The first installment of our blog’s member spotlight series features Leah Hadley.

Located in Cleveland (but available by Zoom video conference), Leah works on domestic relations cases and specializes in financial analysis.

Financial issues in divorces are difficult, and and it is easier to negotiate knowing that the other side is fully disclosing assets.  Also, financial expertise helps each side understand the long-term consequences of particular divisions of assets and debts.

Leah was good enough to answer our questions:

Where do you practice mediation, and what kinds of cases do you mediate?

I practice in the Cleveland-area as well as virtually via Zoom video conferencing. My main office is in Middleburg Hts and I use office space in Beachwood and Westlake.

I primarily mediate domestic relations cases. With CDFA (Certified Divorce Financial Analyst) and MAFF (Master Analyst in Financial Forensics) designations, the majority of my cases have some level of financial complexity.

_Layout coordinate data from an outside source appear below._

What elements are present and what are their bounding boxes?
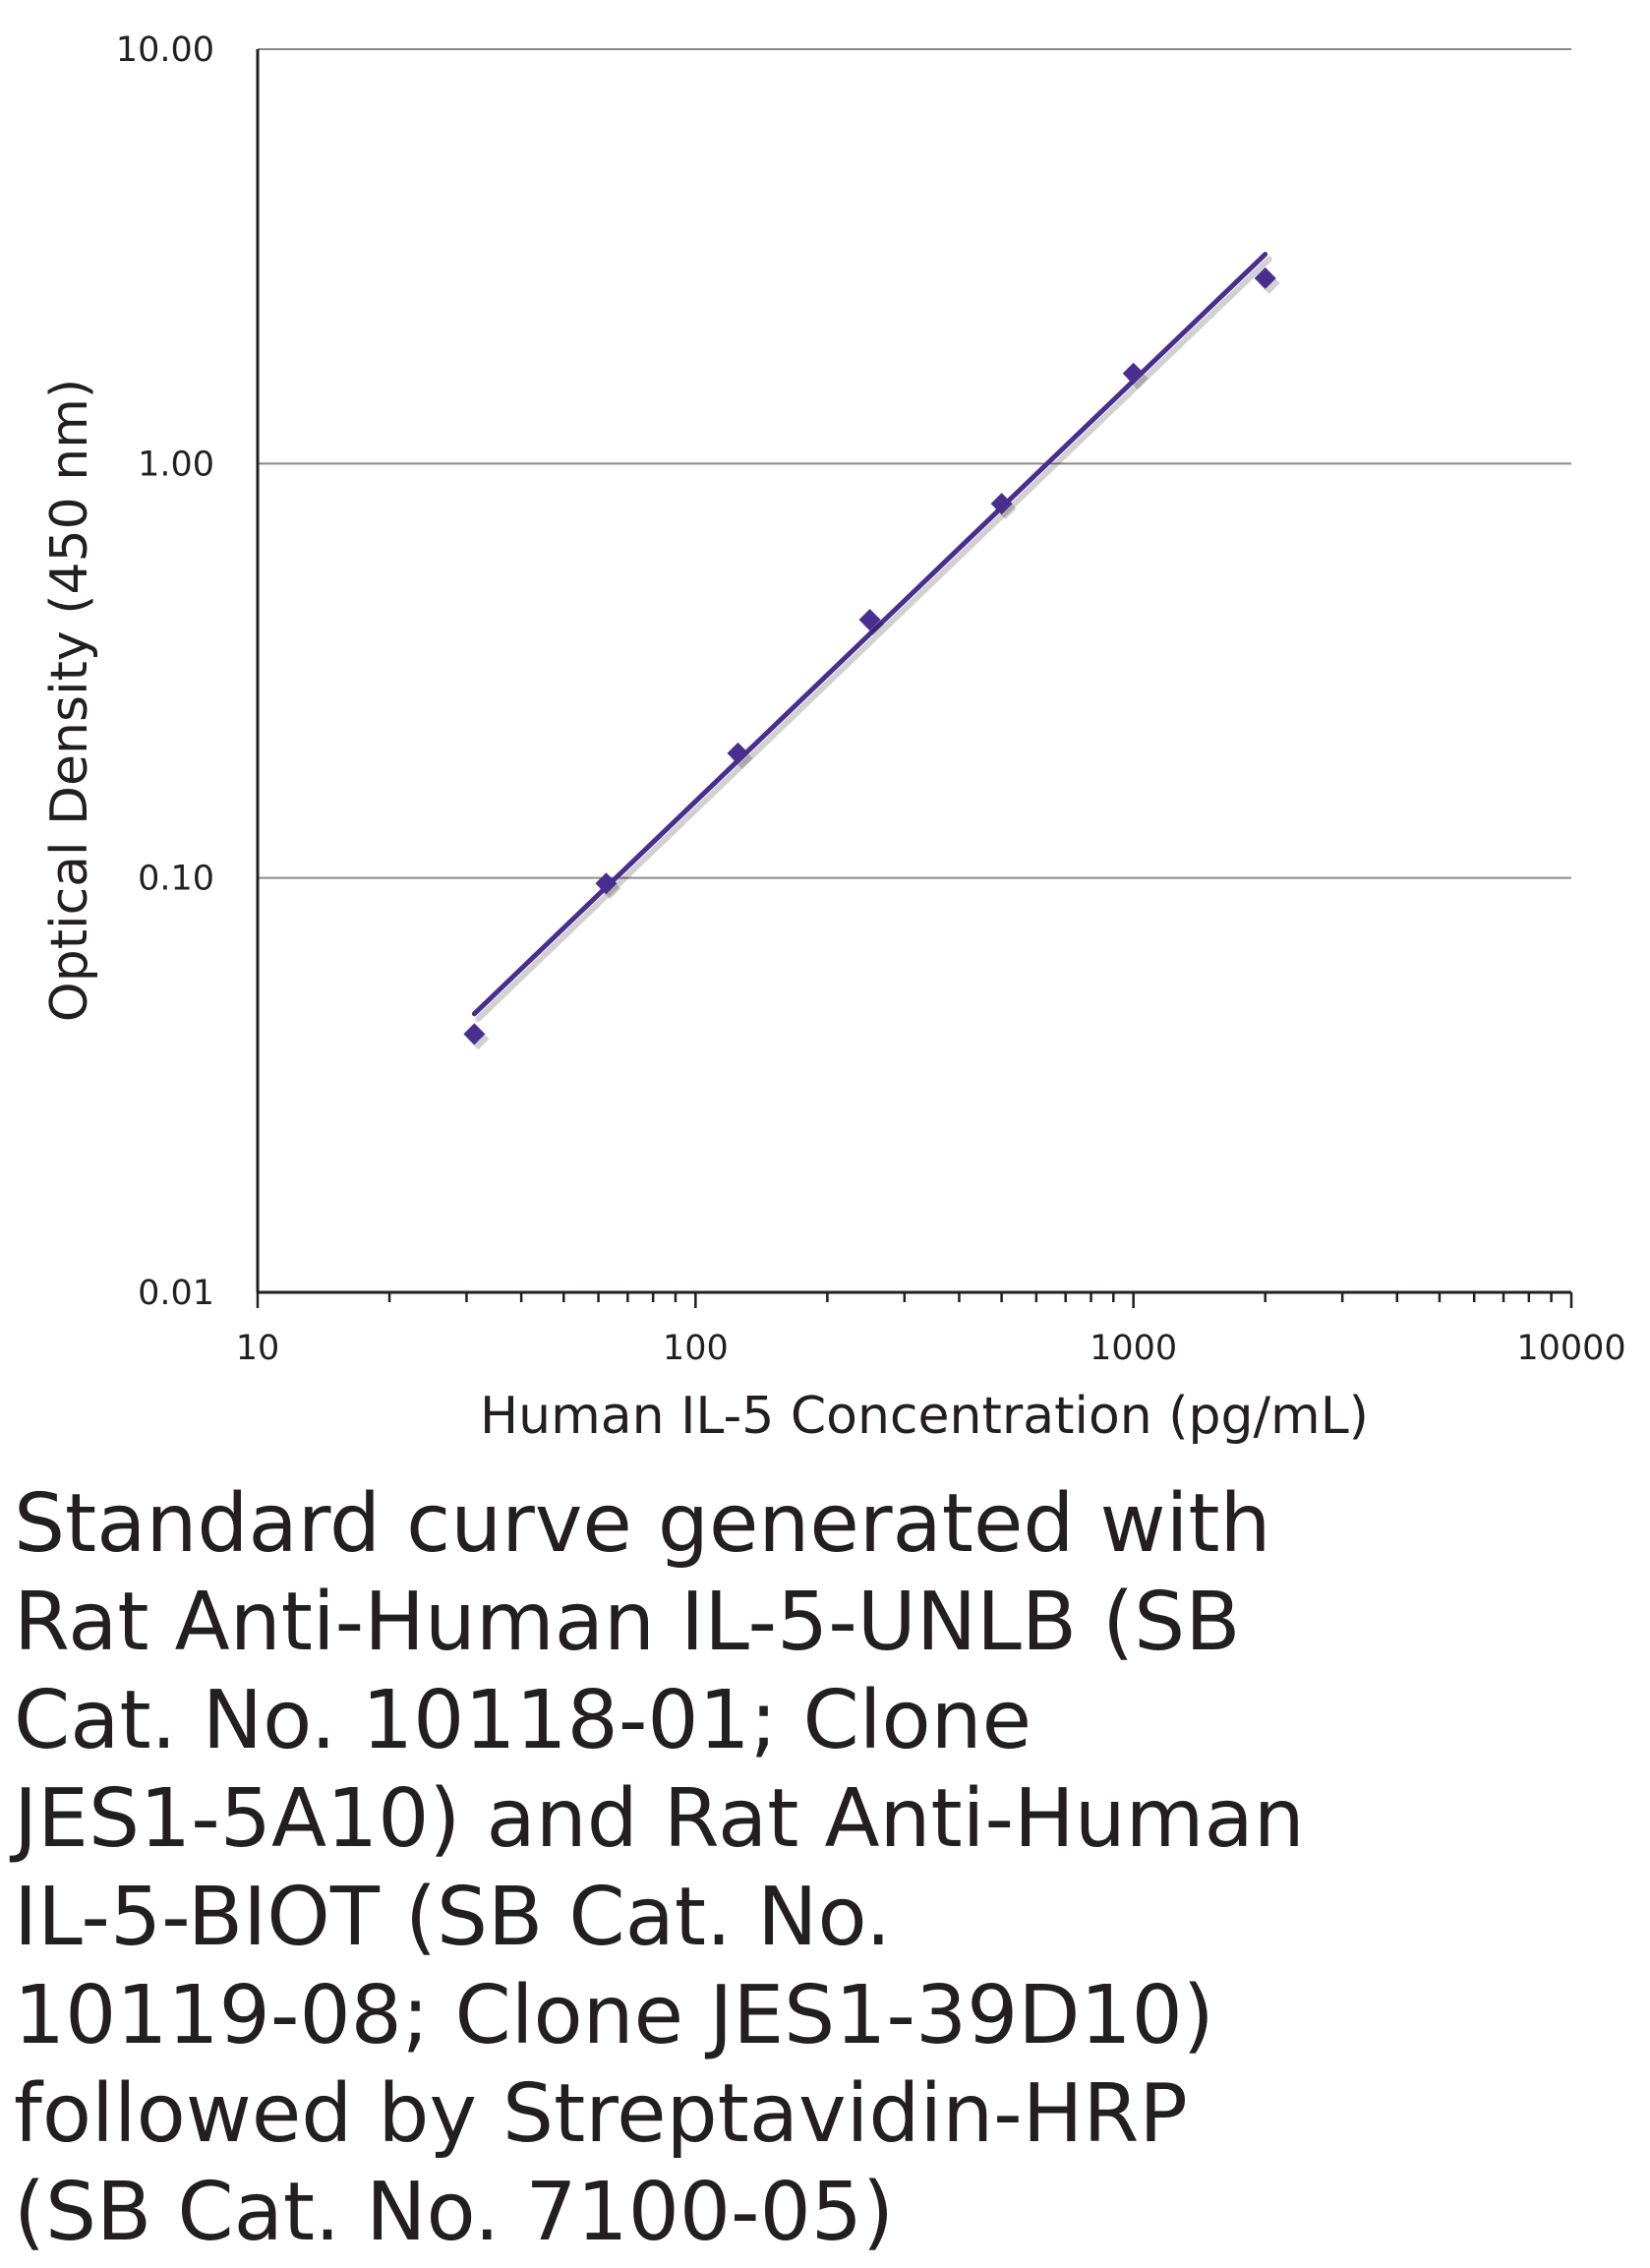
caption-line: JES1-5A10) and Rat Anti-Human xyxy=(14,1772,1305,1866)
y-axis-label: Optical Density (450 nm) xyxy=(40,379,99,1022)
x-tick-label: 1000 xyxy=(1090,1329,1177,1368)
data-point xyxy=(727,742,749,764)
data-point xyxy=(1122,362,1145,385)
gridlines xyxy=(258,48,1571,879)
figure-caption: Standard curve generated with Rat Anti-H… xyxy=(14,1475,1626,2262)
y-tick-labels: 0.01 0.10 1.00 10.00 xyxy=(116,30,214,1313)
x-tick-label: 100 xyxy=(663,1329,729,1368)
y-tick-label: 10.00 xyxy=(116,30,214,70)
caption-line: followed by Streptavidin-HRP xyxy=(14,2067,1188,2161)
caption-line: Standard curve generated with xyxy=(14,1477,1271,1571)
data-points xyxy=(463,267,1280,1050)
fit-line-layer xyxy=(471,251,1272,1022)
caption-line: Rat Anti-Human IL-5-UNLB (SB xyxy=(14,1576,1241,1669)
data-point xyxy=(990,493,1013,515)
caption-line: Cat. No. 10118-01; Clone xyxy=(14,1674,1032,1767)
x-tick-labels: 10 100 1000 10000 xyxy=(236,1329,1626,1368)
fit-line-shadow xyxy=(475,256,1272,1022)
data-point xyxy=(1254,267,1276,289)
data-point xyxy=(463,1023,486,1045)
y-tick-label: 1.00 xyxy=(138,445,214,484)
x-tick-label: 10000 xyxy=(1516,1329,1625,1368)
caption-line: IL-5-BIOT (SB Cat. No. xyxy=(14,1871,892,1964)
axes xyxy=(256,49,1573,1308)
y-tick-label: 0.01 xyxy=(138,1274,214,1313)
y-tick-label: 0.10 xyxy=(138,860,214,899)
caption-line: (SB Cat. No. 7100-05) xyxy=(14,2166,894,2259)
x-axis-label: Human IL-5 Concentration (pg/mL) xyxy=(480,1387,1369,1446)
fit-line xyxy=(471,251,1268,1017)
data-point xyxy=(858,609,881,631)
caption-line: 10119-08; Clone JES1-39D10) xyxy=(14,1969,1214,2062)
standard-curve-chart: 0.01 0.10 1.00 10.00 10 100 1000 10000 Optical… xyxy=(40,30,1626,1446)
x-tick-label: 10 xyxy=(236,1329,280,1368)
data-point xyxy=(595,872,618,895)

From your experience practicing mediation, why do you believe that the mediation process is an effective process for resolving disputes?

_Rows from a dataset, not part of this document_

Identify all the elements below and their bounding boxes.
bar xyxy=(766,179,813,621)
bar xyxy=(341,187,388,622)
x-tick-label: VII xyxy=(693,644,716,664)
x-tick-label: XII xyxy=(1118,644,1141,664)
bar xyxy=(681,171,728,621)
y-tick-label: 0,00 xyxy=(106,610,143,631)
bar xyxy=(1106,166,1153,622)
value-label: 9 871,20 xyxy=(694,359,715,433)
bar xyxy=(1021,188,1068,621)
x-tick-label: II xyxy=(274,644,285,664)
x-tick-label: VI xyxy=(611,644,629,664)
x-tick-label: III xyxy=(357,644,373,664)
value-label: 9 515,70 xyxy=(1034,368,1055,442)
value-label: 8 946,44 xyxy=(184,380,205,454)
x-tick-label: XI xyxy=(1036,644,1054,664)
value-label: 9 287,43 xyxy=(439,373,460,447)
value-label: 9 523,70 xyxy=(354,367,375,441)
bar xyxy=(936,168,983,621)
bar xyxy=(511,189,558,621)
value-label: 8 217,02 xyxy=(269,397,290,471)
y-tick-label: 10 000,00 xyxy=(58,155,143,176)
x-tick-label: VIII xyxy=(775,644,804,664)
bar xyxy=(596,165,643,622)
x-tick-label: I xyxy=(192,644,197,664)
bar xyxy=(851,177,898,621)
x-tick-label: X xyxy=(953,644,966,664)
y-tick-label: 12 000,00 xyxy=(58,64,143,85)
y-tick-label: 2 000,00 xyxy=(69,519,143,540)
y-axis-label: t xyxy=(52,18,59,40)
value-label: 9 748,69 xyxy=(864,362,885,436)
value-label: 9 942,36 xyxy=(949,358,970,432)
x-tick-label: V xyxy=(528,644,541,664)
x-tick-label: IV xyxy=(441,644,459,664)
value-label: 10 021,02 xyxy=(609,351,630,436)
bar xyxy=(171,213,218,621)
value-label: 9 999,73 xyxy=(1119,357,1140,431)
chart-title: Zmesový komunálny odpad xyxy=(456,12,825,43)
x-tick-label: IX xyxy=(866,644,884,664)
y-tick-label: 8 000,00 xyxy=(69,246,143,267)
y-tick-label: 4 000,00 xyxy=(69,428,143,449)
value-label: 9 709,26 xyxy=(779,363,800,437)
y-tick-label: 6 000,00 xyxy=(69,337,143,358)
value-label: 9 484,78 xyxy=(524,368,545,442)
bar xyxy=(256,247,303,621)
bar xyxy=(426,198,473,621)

Mediation gives everyone a voice in the negotiation process, allowing parties to come up with their own solution that will work best for them. It also gives them much greater control over the outcome than if they use the court to determine their settlement.

What is your general philosophy or approach to mediation?

I begin each mediation by creating a clear framework for us to work within, laying out the process as well as ground rules. I work with the parties to identify the topics that need to be discussed and teach them communication strategies to make the most of their mediation sessions. I utilize my financial background by demonstrating the impact of proposals that are under consideration with the help of financial modeling software. I find the use of charts and graphs to be particularly helpful for those parties with limited financial knowledge, providing a visual illustration of various outcomes.

What characteristics do you have that come in handy during mediations?

One of the most important characteristics of a good mediator is that they are a good listener. Active listening has always come naturally to me and I model it for my clients. It is so important for everyone involved in a mediation to feel heard

My background is in financial analysis so many of the mediations that I facilitate involve some level of financial complexity. Having a strong financial background helps me know what questions to ask to help parties consider a variety of solutions.

What advice would you give to disputants looking for a mediator?

Look for an experienced mediator who has demonstrated a commitment to the practice of mediation. Ask them about their experience mediating cases like yours. Most importantly, find someone who you feel comfortable with, someone who you think will help you to stay calm and clear-headed as you negotiate your settlement.

What advice would you give to new mediators?

I would recommend that new mediators connect with more experienced mediators in either a practice group or informally. When I have a tough case, I find tremendous value in being able to discuss how to approach certain issues with my colleagues.